Nous – les gouverneurs des vingt banques centrales nationales de la zone euro et les membres du directoire de la BCE, aux côtés de Christine Lagarde – faisons preuve de respect et de confiance les uns envers les autres au sein du Conseil des gouverneurs de la BCE, cette instance au sein de laquelle nous prenons les décisions de politique monétaire. Notre objectif est la stabilité des prix, c'est-à-dire une cible d'inflation de 2 % à moyen terme. Avec un taux d'inflation de 2,9 %, mais qui baisse rapidement au moment de la mise sous presse de cet article, nous n'avons pas encore atteint cette cible. L'inflation touche particulièrement durement les membres les plus faibles de la société et elle rend également plus difficiles les investissements à long terme nécessaires pour assurer la viabilité future de nos économies.

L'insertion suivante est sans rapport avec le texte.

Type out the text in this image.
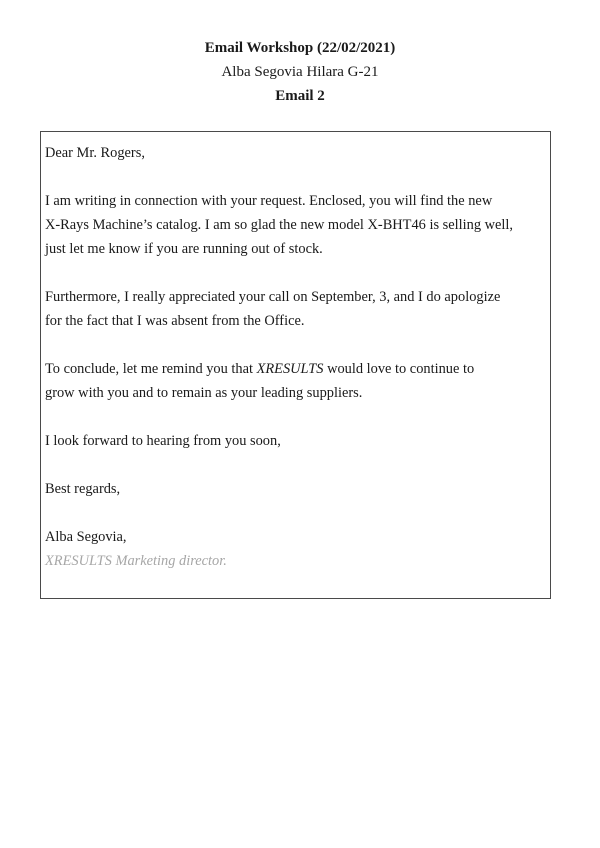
Email Workshop (22/02/2021)
Alba Segovia Hilara G-21
Email 2

Dear Mr. Rogers,

I am writing in connection with your request. Enclosed, you will find the new
X-Rays Machine’s catalog. I am so glad the new model X-BHT46 is selling well,
just let me know if you are running out of stock.

Furthermore, I really appreciated your call on September, 3, and I do apologize
for the fact that I was absent from the Office.

To conclude, let me remind you that XRESULTS would love to continue to
grow with you and to remain as your leading suppliers.

I look forward to hearing from you soon,

Best regards,

Alba Segovia,

XRESULTS Marketing director.
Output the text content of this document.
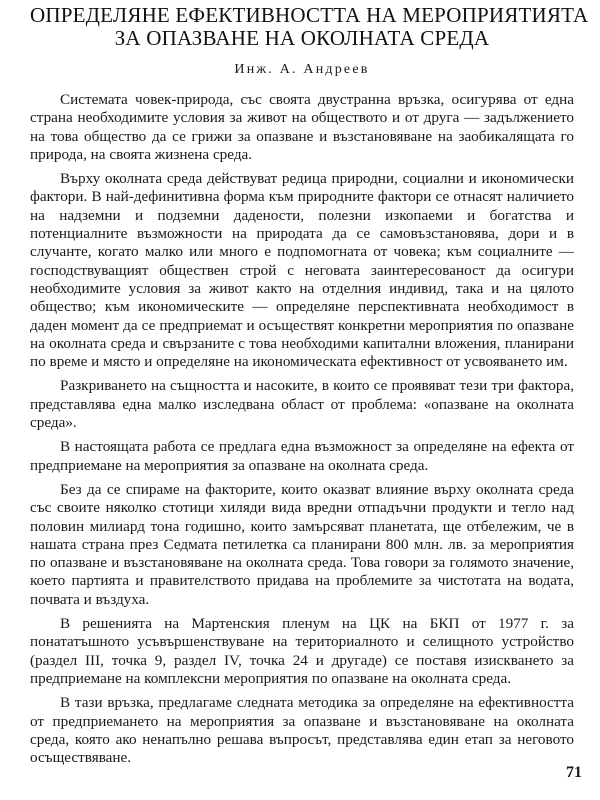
ОПРЕДЕЛЯНЕ ЕФЕКТИВНОСТТА НА МЕРОПРИЯТИЯТА
ЗА ОПАЗВАНЕ НА ОКОЛНАТА СРЕДА
Инж. А. Андреев

Системата човек-природа, със своята двустранна връзка, осигурява от една страна необходимите условия за живот на обществото и от друга — задължението на това общество да се грижи за опазване и възстановяване на заобикалящата го природа, на своята жизнена среда.

Върху околната среда действуват редица природни, социални и икономически фактори. В най-дефинитивна форма към природните фактори се отнасят наличието на надземни и подземни дадености, полезни изкопаеми и богатства и потенциалните възможности на природата да се самовъзстановява, дори и в случанте, когато малко или много е подпомогната от човека; към социалните — господствуващият обществен строй с неговата заинтересованост да осигури необходимите условия за живот както на отделния индивид, така и на цялото общество; към икономическите — определяне перспективната необходимост в даден момент да се предприемат и осъществят конкретни мероприятия по опазване на околната среда и свързаните с това необходими капитални вложения, планирани по време и място и определяне на икономическата ефективност от усвояването им.

Разкриването на същността и насоките, в които се проявяват тези три фактора, представлява една малко изследвана област от проблема: «опазване на околната среда».

В настоящата работа се предлага една възможност за определяне на ефекта от предприемане на мероприятия за опазване на околната среда.

Без да се спираме на факторите, които оказват влияние върху околната среда със своите няколко стотици хиляди вида вредни отпадъчни продукти и тегло над половин милиард тона годишно, които замърсяват планетата, ще отбележим, че в нашата страна през Седмата петилетка са планирани 800 млн. лв. за мероприятия по опазване и възстановяване на околната среда. Това говори за голямото значение, което партията и правителството придава на проблемите за чистотата на водата, почвата и въздуха.

В решенията на Мартенския пленум на ЦК на БКП от 1977 г. за понататъшното усъвършенствуване на териториалното и селищното устройство (раздел III, точка 9, раздел IV, точка 24 и другаде) се поставя изискването за предприемане на комплексни мероприятия по опазване на околната среда.

В тази връзка, предлагаме следната методика за определяне на ефективността от предприемането на мероприятия за опазване и възстановяване на околната среда, която ако ненапълно решава въпросът, представлява един етап за неговото осъществяване.

71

Il y a plusieurs raisons pour lesquelles l'inflation est trop élevée. Notre politique monétaire expansionniste des années précédentes a-t-elle contribué à la hausse des prix ? Entre 2013 et 2020, nous avons vu que l'inflation était trop faible, parfois même négative. Jusqu'à récemment, il nous incombait donc de veiller à ce que les prix augmentent plus fortement. Ce qui importe, c'est qu'aujourd'hui aussi, nos actions s'alignent sur la cible d'inflation de 2 % – et c'est ce que nous faisons : en l'espace de 14 mois, nous avons augmenté les taux d'intérêt de 450 points de base, plus rapidement et plus fortement que jamais. Tous les deux, nous n'avons pas toujours été pleinement d'accord sur toutes les mesures qui ont été prises, mais avec nos collègues au sein du Conseil des gouverneurs de la BCE, nous avons pu parvenir à une décision. Et l'inflation diminue significativement.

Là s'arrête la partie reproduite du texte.